A method of producing an animal model of depression comprising administering an angiotensin converting enzyme (ACE) inhibitor to an animal other than a human, comprising:
The method wherein the angiotensin converting enzyme inhibitor is captopril.
delete The method of claim 1, wherein the captopril is administered at a concentration of 40 mg/kg/day to 60 mg/kg/day for more than 21 days. The method according to claim 1, wherein the animal model of depression is prepared without external stress stimulation. The method of claim 1, wherein the animal is a mouse. An animal model of depression prepared by the method according to claim 1, wherein the mRNA expression levels of Tnf-α and IL-6 are increased in the hippocampus and the number of microglial cells is increased compared to the normal control group not treated with captopril. Model. The animal model according to claim 6, wherein the animal model does not show changes in anxiety and sociability. The animal model according to claim 6, wherein symptoms of depression appear due to changes in the peripheral immune system, and the number of regulatory T cells (Tregs) in the spleen is reduced compared to a normal control group not treated with captopril. .

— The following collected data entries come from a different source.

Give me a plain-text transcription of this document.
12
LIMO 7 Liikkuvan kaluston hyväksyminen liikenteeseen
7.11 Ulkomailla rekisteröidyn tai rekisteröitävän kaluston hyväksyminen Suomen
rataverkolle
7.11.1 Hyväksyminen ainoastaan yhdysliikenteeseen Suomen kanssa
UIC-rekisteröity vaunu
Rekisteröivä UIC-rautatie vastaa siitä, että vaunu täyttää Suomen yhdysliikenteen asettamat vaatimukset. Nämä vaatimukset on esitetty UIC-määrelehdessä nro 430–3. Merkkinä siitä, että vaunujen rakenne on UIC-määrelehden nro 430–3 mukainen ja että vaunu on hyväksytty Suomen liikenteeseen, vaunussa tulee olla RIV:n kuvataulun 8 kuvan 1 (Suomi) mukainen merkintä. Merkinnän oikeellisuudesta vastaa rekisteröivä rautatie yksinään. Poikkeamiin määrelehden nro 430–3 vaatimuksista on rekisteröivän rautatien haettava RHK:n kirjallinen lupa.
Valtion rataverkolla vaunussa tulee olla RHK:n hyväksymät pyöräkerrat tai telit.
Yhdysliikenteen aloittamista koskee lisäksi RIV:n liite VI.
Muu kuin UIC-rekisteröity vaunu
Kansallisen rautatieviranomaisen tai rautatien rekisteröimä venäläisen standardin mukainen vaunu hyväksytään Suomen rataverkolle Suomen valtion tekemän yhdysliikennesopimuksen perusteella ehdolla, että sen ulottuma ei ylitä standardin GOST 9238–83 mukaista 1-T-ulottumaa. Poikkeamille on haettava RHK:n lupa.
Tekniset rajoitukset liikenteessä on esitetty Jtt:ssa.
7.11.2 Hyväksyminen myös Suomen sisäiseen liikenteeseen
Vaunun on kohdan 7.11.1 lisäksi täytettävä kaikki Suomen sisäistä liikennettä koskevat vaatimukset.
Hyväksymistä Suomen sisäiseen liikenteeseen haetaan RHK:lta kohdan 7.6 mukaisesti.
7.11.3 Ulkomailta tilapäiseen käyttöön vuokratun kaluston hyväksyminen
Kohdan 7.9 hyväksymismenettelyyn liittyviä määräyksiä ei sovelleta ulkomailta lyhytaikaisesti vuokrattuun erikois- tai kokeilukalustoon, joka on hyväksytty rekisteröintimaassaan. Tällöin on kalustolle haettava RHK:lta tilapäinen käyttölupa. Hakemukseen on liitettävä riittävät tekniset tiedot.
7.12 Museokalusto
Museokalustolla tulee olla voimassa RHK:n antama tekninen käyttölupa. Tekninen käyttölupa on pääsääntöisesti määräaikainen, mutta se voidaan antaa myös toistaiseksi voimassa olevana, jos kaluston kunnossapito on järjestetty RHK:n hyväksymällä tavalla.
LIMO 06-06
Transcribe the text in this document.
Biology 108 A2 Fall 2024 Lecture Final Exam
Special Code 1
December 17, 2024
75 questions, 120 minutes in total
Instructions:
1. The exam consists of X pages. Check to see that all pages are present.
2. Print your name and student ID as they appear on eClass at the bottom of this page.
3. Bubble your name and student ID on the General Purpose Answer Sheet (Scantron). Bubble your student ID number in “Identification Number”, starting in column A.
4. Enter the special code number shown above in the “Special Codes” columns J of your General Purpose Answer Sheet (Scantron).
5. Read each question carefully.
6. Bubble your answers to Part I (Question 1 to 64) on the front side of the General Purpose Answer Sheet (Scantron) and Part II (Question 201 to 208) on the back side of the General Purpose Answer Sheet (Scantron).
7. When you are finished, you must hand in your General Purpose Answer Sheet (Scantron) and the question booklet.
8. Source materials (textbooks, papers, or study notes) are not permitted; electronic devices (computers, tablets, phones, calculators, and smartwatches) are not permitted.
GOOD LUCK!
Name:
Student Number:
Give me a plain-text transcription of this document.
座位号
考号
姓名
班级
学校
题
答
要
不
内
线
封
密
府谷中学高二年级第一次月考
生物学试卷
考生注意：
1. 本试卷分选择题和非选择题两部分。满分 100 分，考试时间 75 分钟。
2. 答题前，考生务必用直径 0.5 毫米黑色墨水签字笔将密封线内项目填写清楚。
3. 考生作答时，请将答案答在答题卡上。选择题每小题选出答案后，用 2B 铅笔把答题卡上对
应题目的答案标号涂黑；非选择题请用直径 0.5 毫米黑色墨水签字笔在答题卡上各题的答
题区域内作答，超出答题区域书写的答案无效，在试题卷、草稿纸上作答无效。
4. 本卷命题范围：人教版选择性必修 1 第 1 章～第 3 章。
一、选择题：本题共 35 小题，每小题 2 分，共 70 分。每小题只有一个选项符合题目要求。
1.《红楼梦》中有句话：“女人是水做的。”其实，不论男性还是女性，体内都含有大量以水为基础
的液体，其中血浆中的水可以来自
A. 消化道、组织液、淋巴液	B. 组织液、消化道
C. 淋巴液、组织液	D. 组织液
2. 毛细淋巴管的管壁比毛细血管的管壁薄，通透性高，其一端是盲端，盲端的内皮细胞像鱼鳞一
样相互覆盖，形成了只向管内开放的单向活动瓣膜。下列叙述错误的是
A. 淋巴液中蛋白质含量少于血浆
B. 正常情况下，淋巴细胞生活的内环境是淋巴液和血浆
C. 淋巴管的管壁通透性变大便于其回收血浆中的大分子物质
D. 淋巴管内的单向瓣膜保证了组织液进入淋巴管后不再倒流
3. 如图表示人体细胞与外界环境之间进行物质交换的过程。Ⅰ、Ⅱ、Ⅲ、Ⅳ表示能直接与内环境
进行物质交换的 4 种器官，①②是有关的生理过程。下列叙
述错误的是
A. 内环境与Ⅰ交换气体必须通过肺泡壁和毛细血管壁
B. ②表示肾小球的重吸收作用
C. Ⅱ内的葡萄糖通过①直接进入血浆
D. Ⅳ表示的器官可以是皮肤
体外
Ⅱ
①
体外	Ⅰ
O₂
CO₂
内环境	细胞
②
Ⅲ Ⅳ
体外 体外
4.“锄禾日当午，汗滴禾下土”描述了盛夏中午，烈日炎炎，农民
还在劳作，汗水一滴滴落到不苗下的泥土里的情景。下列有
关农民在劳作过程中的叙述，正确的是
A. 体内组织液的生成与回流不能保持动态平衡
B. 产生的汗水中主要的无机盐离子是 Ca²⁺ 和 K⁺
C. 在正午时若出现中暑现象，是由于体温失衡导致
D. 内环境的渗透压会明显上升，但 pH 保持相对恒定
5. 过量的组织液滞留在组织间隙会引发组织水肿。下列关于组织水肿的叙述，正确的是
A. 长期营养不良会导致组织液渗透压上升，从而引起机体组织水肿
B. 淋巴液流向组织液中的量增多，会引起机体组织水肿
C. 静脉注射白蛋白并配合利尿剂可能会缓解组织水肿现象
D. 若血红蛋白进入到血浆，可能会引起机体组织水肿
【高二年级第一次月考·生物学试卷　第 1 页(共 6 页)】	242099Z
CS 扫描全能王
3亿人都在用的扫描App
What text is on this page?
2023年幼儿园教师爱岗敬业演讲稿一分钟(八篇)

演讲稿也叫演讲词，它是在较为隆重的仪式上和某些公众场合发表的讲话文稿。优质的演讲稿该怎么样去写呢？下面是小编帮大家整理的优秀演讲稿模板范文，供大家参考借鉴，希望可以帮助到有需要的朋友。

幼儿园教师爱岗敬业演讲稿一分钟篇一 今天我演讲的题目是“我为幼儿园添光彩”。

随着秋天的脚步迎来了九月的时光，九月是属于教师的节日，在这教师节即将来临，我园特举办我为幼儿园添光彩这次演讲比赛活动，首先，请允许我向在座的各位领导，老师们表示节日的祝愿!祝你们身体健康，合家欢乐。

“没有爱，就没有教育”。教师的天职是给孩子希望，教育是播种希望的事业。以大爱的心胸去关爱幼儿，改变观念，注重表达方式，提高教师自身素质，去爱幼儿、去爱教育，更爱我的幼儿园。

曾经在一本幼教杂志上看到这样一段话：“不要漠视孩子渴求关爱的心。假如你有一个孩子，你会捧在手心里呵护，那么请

The method according to claim 6, wherein the depression animal model is one in which the HPA axis (Hypothalamic-pituitary-adrenal axis) is not activated. The animal model according to claim 6, wherein there is no change in the mRNA expression levels of Tnf-α and IL-6 and no change in the number of microglial cells in the hypothalamus compared to the normal control group not treated with captopril. .
Administering a candidate antidepressant drug to the animal model of depression of claim 6; and
A method of screening for an antidepressant, comprising determining whether symptoms of depression are alleviated. The method of claim 11, wherein the confirming step includes measuring the concentration of a depression-related marker in the blood of the animal model, open field test (OFT), light-dark exploration, and tail hanging. A method performed by a tail suspension test (TST), a forced swim test (FST), or a combination thereof.